W Białymstoku 23 czerwca wieczorem ma się odbyć polsatowski koncert Disco pod gwiazdami. Na scenie mają pojawić się takie gwiazdy, jak: Viki Gabor, Daria Marx, Kasia Wilk, Olivia Adams, ATC, Mikolas Josef, Oskar Cyms, Mezo & Liber, Velvet, Loona, Fun Factory, Skolim, Minelli, Akcent (nie, nie ten Akcent. Chodzi o Akcent z Rumunii), Komodo & Thomas Sykes, Thomas Anders & Modern Talking, Ricchi e Poveri i... Doda. Ta ostatnia jednak ma mały problem. Artystka nie pojawiła się na próbie generalnej. Wszystko dlatego, że zapomniał o tym jej menedżer.

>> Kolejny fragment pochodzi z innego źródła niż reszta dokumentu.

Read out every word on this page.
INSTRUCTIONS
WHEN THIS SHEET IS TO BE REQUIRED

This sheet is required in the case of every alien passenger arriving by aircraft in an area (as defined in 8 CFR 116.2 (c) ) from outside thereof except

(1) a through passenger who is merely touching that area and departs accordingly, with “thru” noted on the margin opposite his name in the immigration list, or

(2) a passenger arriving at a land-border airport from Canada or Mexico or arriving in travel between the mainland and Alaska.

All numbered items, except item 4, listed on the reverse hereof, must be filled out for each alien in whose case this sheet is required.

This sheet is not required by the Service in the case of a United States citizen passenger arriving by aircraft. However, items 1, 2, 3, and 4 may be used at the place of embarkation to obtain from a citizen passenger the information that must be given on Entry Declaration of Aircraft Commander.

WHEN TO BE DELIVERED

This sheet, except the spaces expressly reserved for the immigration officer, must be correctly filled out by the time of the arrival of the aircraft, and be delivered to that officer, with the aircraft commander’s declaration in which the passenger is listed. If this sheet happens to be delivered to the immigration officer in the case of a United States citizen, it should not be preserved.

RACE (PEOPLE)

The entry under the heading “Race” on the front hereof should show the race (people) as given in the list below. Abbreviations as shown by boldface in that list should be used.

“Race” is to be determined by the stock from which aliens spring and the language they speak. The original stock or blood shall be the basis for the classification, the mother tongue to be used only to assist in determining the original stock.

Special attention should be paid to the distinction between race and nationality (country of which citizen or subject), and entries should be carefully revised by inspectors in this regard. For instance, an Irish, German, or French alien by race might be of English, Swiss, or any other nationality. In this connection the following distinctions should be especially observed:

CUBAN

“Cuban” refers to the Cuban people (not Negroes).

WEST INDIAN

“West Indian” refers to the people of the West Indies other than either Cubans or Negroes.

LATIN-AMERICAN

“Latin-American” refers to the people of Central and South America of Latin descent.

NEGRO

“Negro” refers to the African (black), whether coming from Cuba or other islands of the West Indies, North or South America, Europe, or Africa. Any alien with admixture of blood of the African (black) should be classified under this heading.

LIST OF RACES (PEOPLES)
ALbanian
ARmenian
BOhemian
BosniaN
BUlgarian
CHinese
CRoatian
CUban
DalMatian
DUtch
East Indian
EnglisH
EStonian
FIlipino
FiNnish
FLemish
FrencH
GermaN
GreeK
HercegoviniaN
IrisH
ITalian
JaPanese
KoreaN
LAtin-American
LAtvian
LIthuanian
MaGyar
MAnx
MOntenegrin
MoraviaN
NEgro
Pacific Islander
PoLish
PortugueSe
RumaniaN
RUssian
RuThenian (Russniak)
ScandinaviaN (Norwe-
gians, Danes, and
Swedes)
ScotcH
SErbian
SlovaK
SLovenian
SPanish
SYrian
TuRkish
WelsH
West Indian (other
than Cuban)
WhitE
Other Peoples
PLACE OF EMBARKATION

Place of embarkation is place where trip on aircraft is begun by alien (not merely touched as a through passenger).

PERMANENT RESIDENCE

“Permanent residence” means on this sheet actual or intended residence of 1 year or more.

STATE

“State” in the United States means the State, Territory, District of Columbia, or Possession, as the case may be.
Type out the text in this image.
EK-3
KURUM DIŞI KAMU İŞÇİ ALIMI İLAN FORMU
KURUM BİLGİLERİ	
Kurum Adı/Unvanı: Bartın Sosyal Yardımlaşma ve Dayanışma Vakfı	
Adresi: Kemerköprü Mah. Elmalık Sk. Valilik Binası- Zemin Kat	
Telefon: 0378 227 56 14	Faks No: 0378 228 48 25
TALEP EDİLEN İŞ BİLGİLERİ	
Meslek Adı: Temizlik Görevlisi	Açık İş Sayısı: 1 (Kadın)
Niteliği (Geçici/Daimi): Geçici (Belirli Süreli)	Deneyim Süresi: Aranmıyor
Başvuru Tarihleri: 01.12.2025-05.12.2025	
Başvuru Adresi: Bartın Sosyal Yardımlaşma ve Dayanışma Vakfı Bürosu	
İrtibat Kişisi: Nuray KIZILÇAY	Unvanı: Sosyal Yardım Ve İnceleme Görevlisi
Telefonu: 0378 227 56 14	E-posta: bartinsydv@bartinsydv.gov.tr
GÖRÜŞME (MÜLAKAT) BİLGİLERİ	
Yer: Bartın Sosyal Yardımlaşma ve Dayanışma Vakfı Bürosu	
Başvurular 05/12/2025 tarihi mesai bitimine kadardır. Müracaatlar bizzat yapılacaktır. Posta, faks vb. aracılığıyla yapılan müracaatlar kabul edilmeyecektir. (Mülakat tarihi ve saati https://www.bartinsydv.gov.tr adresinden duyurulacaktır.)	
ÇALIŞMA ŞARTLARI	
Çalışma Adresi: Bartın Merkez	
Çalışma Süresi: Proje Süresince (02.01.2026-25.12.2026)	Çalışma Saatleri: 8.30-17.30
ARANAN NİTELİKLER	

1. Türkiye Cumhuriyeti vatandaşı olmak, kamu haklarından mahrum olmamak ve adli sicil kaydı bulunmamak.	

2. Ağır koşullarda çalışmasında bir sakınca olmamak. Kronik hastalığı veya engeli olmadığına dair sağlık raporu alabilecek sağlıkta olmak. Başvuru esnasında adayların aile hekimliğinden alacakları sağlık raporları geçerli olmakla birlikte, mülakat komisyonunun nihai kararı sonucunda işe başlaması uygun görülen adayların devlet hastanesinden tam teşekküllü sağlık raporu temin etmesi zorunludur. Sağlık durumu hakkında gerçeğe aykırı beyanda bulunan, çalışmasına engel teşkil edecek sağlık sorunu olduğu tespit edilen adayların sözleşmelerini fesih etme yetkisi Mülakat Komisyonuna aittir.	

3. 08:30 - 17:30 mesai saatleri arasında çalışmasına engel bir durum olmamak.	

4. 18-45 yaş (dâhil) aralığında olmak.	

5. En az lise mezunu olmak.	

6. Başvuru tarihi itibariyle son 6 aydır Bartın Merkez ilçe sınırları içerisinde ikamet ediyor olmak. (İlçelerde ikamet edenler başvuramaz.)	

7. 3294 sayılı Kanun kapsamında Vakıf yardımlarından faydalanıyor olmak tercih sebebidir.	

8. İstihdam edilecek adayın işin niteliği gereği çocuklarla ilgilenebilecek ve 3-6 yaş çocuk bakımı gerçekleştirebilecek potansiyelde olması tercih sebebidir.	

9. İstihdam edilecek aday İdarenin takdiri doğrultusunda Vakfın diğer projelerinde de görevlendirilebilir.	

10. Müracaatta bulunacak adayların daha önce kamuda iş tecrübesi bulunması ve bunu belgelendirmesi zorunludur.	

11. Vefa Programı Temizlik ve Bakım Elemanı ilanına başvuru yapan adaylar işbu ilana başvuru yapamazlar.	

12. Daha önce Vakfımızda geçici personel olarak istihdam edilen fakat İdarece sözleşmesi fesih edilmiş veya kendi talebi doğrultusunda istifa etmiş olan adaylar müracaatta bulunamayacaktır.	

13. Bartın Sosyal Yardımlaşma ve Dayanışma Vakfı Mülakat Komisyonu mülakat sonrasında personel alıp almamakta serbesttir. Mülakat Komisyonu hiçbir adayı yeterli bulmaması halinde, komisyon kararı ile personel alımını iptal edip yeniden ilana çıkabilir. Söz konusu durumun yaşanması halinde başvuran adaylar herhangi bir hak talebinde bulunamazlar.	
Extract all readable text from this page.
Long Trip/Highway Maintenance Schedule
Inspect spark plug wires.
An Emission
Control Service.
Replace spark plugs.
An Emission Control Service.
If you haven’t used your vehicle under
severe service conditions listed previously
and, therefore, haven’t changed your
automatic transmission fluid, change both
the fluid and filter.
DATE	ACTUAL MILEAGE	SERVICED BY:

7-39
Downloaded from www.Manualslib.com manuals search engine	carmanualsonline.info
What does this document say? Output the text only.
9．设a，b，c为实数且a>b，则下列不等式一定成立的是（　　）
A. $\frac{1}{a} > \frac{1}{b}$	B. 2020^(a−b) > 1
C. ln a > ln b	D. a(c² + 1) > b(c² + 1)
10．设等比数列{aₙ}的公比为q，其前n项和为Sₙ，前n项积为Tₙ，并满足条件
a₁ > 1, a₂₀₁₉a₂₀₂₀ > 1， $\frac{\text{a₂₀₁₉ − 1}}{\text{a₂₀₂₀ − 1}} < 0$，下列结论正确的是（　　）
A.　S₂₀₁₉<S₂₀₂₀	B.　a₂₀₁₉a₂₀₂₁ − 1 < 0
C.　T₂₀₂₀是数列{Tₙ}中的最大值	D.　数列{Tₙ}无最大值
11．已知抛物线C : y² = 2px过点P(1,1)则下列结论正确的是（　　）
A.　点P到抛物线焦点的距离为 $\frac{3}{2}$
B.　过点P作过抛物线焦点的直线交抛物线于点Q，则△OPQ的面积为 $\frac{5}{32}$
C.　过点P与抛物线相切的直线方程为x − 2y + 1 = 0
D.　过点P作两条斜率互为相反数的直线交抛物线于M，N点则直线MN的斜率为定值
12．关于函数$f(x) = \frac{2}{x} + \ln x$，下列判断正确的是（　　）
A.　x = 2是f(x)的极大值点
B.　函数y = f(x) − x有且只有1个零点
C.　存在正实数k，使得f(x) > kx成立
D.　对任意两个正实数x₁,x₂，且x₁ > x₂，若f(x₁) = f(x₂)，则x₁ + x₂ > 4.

Kochani, ja już pozdrawiam was z mojej drzemki, jak przed każdym występem, przypominam wam, jeszcze raz, że włączamy dzisiaj Polsat, występuję o 21:40, Nie ma mnie na próbie generalnej, bo mój menedżer mnie o tym nie poinformował, zapomniał o tym, także nie wiem, włączajcie, zobaczymy, co będzie - mówiła Doda na InstaStories.
Pomimo początkowych problemów Dody z występem w Opolu, ostatecznie wszystko się udało i artystka zaprezentowała na scenie niemal półgodzinny recital. Nastąpiły jednak małe zmiany. Reżyser, który ją obrażał, został odsunięty od show artystki, a na jego miejsce zatrudniono Beatę Szymańską. Oprawą taneczną zajął się z kolei Agustin Egurrola.